Take now other samples from the treasury of choicest poetry. Here is one from Coleridge:—
“And winter,
slumbering in the open air,
Wears on his smiling face a dream of spring.”
Here again the intellect is urged to its highest action, the abstract or imaginative action, to do the hests of a sensibility so finely wrought by the inward impulsion to seek for the most exquisite that nature can furnish, that it yields similitudes most delicate, most apt, most expressive.
Milton thus opens the fifth book of “Paradise Lost:”—
“Now morn, her rosy steps in the
eastern clime
Advancing, sowed the earth with orient
pearl.”
Shakespeare makes Romeo describe daybreak:—
“And
jocund day
Stands tiptoe on the misty mountain-tops.”
Keats begins “Hyperion” with these lines:
“Deep in the shady sadness
of a vale,
Far sunken from the healthy breath of morn.”

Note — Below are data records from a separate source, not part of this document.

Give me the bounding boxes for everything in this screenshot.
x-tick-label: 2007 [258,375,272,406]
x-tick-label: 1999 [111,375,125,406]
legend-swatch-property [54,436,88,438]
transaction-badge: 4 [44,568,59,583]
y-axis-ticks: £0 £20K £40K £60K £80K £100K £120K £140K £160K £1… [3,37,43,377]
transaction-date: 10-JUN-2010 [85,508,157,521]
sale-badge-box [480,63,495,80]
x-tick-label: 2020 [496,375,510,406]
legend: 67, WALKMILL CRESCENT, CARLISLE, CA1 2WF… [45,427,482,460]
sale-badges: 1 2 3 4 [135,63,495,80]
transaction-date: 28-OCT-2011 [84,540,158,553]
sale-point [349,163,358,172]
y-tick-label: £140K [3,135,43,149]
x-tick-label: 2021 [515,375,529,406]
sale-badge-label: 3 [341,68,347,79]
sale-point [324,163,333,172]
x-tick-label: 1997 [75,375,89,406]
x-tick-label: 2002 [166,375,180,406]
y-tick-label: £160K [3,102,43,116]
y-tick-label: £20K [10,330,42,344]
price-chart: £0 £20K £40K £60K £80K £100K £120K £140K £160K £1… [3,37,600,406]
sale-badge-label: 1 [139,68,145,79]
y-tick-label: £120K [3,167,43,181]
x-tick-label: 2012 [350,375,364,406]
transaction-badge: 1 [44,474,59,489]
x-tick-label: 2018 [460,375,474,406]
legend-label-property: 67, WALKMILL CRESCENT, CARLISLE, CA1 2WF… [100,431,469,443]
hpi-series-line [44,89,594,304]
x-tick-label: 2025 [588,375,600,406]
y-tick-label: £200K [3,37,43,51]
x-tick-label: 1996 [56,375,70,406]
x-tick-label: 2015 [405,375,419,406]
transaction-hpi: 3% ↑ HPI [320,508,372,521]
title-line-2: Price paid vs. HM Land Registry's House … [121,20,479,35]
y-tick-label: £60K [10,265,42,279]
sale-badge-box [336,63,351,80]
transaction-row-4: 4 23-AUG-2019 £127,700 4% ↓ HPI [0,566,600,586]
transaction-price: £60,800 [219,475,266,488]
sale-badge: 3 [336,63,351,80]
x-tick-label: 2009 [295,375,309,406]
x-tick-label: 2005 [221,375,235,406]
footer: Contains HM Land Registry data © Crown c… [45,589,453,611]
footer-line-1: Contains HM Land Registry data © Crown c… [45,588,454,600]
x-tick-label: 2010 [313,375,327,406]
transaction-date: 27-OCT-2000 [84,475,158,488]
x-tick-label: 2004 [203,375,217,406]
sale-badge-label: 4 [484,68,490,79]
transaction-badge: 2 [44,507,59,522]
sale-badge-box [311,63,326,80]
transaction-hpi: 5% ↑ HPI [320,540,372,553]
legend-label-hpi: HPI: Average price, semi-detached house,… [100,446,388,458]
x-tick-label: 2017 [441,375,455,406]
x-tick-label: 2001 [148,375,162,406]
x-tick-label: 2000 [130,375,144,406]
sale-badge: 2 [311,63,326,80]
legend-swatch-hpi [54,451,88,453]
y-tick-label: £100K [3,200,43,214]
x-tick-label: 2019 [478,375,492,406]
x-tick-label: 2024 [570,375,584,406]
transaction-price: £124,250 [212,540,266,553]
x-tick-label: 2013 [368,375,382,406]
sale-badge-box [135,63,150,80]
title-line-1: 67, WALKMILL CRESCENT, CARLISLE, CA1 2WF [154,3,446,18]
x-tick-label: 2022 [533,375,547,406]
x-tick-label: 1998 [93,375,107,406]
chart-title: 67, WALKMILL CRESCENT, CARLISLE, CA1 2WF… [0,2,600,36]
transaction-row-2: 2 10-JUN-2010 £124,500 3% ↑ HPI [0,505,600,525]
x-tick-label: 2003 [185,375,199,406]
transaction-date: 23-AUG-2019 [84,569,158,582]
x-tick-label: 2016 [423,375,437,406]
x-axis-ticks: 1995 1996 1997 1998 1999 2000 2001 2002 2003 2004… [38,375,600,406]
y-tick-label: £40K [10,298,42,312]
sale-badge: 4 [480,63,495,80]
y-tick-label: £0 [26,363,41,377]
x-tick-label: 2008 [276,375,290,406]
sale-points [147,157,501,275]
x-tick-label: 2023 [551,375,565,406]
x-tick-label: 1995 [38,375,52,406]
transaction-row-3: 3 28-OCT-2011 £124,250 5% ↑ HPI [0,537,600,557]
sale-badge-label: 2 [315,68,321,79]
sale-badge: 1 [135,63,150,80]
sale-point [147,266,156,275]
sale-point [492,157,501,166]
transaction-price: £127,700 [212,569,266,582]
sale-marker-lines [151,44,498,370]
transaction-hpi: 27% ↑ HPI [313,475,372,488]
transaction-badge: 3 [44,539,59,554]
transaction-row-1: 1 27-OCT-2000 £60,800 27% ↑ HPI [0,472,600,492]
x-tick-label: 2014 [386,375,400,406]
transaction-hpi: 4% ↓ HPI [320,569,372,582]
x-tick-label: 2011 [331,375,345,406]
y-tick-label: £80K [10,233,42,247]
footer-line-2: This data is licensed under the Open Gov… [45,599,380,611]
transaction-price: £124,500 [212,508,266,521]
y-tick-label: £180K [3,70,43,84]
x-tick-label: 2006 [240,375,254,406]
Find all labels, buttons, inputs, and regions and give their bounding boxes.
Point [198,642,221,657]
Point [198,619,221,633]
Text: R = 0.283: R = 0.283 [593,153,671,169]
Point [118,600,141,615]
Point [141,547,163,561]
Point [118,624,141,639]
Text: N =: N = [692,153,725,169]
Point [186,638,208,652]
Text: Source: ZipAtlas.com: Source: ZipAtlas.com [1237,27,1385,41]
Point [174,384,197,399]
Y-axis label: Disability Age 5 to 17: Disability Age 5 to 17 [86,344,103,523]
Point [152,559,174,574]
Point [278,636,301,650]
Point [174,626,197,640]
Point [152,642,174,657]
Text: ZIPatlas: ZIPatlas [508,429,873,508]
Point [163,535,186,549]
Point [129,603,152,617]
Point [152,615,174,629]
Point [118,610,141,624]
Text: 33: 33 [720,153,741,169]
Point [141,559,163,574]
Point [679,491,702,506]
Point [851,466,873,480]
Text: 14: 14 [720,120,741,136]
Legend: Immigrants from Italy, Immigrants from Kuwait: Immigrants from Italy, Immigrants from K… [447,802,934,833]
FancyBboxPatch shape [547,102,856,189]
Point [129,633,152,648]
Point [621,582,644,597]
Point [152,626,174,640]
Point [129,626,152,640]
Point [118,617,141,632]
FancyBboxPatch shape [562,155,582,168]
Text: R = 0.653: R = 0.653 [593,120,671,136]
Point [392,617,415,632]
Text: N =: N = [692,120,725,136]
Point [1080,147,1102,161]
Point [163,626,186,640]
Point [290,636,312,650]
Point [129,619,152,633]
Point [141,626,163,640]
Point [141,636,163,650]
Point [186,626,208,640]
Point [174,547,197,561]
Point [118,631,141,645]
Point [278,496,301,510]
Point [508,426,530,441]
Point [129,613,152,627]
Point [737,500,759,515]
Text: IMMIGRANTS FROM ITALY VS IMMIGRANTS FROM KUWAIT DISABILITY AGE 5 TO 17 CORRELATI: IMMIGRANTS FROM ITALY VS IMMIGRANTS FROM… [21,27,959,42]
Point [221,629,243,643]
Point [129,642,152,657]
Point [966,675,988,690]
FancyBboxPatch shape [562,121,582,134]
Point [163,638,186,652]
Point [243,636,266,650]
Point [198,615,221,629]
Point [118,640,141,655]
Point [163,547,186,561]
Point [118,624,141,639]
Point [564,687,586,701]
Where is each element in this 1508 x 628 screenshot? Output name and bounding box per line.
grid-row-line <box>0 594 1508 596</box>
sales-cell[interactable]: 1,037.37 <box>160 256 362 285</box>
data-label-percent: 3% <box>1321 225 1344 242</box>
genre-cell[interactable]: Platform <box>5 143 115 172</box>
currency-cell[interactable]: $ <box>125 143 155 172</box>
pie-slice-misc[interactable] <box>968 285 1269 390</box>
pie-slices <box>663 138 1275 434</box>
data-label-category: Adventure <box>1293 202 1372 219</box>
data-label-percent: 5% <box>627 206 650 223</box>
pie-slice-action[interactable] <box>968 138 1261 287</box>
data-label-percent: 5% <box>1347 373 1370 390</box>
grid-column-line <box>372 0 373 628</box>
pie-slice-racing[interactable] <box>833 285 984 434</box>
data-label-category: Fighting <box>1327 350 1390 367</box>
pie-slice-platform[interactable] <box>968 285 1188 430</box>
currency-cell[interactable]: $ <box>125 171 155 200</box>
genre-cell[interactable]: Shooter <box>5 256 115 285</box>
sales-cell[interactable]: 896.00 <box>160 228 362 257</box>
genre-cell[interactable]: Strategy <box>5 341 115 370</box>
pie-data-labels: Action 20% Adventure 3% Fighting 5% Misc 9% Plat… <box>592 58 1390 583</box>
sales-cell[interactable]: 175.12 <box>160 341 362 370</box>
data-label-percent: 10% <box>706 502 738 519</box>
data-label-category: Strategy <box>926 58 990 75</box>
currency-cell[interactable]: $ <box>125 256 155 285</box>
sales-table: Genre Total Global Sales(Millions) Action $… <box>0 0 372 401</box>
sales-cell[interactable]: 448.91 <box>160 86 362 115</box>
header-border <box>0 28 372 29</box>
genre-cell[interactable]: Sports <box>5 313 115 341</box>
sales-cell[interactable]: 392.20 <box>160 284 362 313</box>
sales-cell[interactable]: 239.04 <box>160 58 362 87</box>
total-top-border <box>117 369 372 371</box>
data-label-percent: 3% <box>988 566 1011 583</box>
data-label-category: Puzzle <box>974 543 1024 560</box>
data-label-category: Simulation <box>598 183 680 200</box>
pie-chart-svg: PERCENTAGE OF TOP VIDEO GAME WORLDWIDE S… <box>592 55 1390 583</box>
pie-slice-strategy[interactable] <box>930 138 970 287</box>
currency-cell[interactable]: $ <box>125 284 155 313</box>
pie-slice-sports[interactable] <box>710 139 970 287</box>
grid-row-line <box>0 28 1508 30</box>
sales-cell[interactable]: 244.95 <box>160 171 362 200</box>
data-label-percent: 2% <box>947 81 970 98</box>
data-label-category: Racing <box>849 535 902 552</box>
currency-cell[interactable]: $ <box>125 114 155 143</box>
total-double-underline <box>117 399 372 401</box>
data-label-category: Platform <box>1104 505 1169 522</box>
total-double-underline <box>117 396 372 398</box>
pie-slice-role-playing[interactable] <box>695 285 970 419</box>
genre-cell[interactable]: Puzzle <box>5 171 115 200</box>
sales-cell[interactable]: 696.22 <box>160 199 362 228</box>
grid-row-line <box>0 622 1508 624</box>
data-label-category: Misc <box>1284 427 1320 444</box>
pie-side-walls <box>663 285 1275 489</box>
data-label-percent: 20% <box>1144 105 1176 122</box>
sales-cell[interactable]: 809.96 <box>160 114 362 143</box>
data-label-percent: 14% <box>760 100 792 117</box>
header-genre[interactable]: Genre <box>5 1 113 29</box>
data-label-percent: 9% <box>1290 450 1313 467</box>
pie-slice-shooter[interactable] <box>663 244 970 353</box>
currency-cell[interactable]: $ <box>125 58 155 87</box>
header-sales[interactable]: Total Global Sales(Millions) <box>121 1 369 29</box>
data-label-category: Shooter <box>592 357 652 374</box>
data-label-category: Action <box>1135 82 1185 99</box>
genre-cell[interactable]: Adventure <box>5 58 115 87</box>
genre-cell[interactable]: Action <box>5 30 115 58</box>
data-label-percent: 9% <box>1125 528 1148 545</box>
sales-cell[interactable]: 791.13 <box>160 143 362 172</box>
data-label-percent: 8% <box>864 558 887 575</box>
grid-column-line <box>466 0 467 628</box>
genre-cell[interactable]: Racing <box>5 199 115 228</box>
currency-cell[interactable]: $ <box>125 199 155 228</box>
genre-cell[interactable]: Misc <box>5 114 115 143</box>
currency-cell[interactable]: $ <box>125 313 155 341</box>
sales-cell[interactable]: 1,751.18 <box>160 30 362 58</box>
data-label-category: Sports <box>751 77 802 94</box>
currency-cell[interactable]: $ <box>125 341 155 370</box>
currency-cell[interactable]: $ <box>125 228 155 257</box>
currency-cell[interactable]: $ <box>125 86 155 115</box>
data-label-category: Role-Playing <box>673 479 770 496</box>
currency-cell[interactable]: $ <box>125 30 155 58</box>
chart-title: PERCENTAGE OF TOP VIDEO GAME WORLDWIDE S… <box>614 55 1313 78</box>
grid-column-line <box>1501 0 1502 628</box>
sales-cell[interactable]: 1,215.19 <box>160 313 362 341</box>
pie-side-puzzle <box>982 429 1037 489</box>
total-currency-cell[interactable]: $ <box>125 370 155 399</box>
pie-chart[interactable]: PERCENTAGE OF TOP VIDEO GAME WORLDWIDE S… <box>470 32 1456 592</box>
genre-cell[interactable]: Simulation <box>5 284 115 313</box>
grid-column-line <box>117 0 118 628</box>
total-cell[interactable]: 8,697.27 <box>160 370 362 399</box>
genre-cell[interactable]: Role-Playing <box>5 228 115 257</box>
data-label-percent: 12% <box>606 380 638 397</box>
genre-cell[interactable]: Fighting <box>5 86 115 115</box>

In the Monody on Keats, Shelley, describing the lamentation of nature at his death, concludes a stanza as follows:—
“Morning
sought
Her eastern watch-tower, and,
her hair unbound,
Wet with the tears that should
adorn the ground,
Dimmed the aerial eyes that
kindle day;
Afar the melancholy thunder
moaned,
Pale Ocean in unquiet slumber
lay,
And the wild winds flew around, sobbing
in their dismay.”
Such passages are the very flower of poetry, thought exquisitely dyed in sentiment, laying suddenly bare a picture with so much light in it that each passage irradiates its page and the reader’s mind. By their happiness the similitudes emphasize and enforce the thought; and they do a higher service than this; for, being a breath from the inner life of genius, they blow power into the reader. To translate these passages into prose were like trying to translate a lily into the mold out of which it springs, or a bar of Beethoven into the sounds of the forum, or the sparkle of stars into the warmth of a coal fire.